Di Jerman, Salma Benanni yang sedang kuliah di Jurusan Ekonomi, Studienkolleg Hochschule Wismar, menjalani puasa pertamanya jauh dari keluarga. Awalnya, Salma atau yang akrab disapa Lala bingung bagaimana menjalani puasa, jam berapa harus sahur dan buka puasa.
”Tahun pertama di sini jadi pas puasa pertama bingung, sih.
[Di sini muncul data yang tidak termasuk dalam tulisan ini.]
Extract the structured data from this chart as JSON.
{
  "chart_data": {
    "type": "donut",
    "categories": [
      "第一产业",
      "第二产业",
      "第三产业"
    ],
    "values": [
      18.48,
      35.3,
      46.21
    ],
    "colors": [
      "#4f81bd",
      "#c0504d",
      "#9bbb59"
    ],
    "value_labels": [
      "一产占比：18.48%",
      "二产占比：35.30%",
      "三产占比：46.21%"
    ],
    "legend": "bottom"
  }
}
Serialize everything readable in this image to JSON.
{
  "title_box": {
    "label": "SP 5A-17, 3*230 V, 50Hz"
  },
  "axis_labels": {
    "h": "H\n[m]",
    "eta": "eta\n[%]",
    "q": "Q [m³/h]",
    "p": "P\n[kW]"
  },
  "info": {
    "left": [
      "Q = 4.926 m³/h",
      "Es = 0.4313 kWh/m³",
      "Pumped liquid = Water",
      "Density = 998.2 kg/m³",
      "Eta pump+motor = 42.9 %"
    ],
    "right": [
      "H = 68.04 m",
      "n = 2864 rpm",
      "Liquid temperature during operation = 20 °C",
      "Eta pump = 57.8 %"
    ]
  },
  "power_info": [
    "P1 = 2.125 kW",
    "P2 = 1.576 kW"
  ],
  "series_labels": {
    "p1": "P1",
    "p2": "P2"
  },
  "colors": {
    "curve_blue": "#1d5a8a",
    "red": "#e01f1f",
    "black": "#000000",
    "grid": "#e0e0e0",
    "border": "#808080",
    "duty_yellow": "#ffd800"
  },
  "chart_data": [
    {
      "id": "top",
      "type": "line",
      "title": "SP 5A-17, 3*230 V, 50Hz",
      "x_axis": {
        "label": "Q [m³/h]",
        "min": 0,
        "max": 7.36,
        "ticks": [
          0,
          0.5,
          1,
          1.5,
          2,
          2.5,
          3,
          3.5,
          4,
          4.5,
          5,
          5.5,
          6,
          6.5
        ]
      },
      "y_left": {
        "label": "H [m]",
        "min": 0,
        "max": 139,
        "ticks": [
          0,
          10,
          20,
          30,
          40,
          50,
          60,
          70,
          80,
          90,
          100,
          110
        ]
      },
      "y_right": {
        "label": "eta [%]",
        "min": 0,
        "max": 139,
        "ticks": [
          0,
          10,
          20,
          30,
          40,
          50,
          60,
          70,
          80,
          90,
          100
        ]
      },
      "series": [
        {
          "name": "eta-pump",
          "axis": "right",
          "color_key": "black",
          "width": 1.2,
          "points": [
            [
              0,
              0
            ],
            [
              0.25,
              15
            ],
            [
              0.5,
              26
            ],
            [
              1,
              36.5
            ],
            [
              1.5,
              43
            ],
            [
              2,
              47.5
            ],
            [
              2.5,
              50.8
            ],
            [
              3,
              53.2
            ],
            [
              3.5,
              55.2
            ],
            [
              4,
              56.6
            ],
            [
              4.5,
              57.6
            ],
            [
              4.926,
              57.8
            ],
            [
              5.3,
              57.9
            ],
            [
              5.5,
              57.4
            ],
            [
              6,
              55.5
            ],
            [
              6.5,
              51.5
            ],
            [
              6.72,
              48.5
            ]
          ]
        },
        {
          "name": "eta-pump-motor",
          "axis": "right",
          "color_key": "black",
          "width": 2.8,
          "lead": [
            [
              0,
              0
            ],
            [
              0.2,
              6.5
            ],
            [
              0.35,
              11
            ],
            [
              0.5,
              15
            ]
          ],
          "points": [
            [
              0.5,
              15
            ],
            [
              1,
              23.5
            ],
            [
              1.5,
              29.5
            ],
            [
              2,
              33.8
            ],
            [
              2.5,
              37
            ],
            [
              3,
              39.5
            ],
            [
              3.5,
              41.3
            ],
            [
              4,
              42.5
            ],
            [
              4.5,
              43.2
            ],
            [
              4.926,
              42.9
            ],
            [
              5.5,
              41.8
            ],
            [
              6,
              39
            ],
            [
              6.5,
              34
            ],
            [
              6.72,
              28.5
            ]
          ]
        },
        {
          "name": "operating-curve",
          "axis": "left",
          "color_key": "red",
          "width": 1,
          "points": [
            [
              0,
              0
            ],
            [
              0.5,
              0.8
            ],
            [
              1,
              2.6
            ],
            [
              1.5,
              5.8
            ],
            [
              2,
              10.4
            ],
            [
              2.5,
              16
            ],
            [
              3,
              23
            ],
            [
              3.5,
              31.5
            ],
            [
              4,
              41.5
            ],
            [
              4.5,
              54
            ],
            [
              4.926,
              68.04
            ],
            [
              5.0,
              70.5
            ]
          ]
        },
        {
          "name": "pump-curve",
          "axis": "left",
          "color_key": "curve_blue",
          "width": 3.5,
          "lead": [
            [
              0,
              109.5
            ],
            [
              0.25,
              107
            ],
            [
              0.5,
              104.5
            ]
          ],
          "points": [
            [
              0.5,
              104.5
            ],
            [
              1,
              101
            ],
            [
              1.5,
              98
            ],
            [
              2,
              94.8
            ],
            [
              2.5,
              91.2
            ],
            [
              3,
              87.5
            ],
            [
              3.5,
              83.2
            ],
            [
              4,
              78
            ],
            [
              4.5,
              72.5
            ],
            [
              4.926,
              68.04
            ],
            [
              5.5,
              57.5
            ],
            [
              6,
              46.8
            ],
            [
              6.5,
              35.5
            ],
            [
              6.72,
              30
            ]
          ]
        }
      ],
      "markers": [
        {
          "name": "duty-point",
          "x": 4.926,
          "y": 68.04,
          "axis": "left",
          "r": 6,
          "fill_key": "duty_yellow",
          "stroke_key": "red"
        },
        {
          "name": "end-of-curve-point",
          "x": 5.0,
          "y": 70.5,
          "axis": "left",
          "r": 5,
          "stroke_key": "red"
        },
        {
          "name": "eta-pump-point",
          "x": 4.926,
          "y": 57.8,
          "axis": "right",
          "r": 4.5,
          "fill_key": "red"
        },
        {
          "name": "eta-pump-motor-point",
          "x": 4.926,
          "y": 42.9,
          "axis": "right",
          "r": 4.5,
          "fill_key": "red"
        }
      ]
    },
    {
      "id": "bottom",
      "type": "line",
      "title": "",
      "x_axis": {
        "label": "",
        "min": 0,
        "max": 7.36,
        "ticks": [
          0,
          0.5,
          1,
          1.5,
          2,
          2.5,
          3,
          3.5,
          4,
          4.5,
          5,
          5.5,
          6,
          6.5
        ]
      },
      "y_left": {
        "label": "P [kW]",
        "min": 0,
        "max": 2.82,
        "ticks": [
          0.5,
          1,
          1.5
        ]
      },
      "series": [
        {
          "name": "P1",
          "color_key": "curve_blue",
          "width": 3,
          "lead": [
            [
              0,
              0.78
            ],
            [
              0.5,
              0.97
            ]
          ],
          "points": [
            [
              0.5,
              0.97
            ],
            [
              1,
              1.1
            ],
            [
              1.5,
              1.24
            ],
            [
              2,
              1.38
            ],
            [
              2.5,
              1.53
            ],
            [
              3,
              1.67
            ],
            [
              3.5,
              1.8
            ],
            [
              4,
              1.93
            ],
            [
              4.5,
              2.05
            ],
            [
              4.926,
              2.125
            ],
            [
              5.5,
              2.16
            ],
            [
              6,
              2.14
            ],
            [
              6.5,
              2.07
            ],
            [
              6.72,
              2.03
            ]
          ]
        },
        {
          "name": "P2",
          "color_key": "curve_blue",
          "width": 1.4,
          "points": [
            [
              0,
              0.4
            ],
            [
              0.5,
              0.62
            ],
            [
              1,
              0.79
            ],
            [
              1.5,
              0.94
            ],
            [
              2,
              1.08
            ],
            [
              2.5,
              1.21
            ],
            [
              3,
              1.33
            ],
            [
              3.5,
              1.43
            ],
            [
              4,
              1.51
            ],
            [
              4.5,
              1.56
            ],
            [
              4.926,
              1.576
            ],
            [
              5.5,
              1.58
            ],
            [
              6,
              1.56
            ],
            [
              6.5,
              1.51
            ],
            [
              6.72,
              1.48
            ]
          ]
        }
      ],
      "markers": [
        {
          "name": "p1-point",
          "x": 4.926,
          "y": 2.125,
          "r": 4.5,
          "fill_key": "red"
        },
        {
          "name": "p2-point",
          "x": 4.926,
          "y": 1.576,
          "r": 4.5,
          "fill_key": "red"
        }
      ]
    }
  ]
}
Biasanya, pukul 16.00 sudah mau masak untuk buka, seperti kebiasaan di Indonesia, padahal bukanya masih lama,” kata Lala.
Saat ini, Lala bersama teman-temannya di asrama mahasiswa puasa di tengah musim semi dengan cuaca 5-18 derajat celsius. Berpuasa dari pukul 03.30 hingga 21.00 menjadi tantangan tersendiri bagi Lala. Untungnya, dia memiliki banyak teman, jadi rasanya tidak terllau berat.
Lala juga sudah semakin terbiasa untuk menyiapkan sendiri makanan sahur dan buka puasa. Menu sederhana nasi, sayur dengan lauk sosis atau ayam dimasaknya sendiri.
”Hampir setiap hari buka puasa bareng teman-teman sebangsa. Kadang-kadang kami mendapat takjil gratis dari mushala di dekat asrama. Kami juga suka masak-masak makanan Indonesia yang sederhana, misalnya nasi goreng, ayam goreng,” kata Lala, yang tinggal di Jerman sejak Agustus 2021.
Untuk jadwal puasa, Lala mengandalkan jadwal dari internet. ”Biar lebih nikmat dan terasa suasana puasanya, kami dengar azan dari Youtube,” ujarnya.
Dengan banyaknya teman, Lala tak merasa sepi. Apalagi, hampir setiap hari bisa melakukan panggilan video dengan keluarganya di Indonesia. ”Mungkin nanti pas Lebaran terasa sedihnya, karena keluarga di Indonesia libur, sedangkan saya harus berkutat dengan ujian. Kami di sini tidak libur, jadi pasti kurang meriah Lebaran-nya,” kata Lala.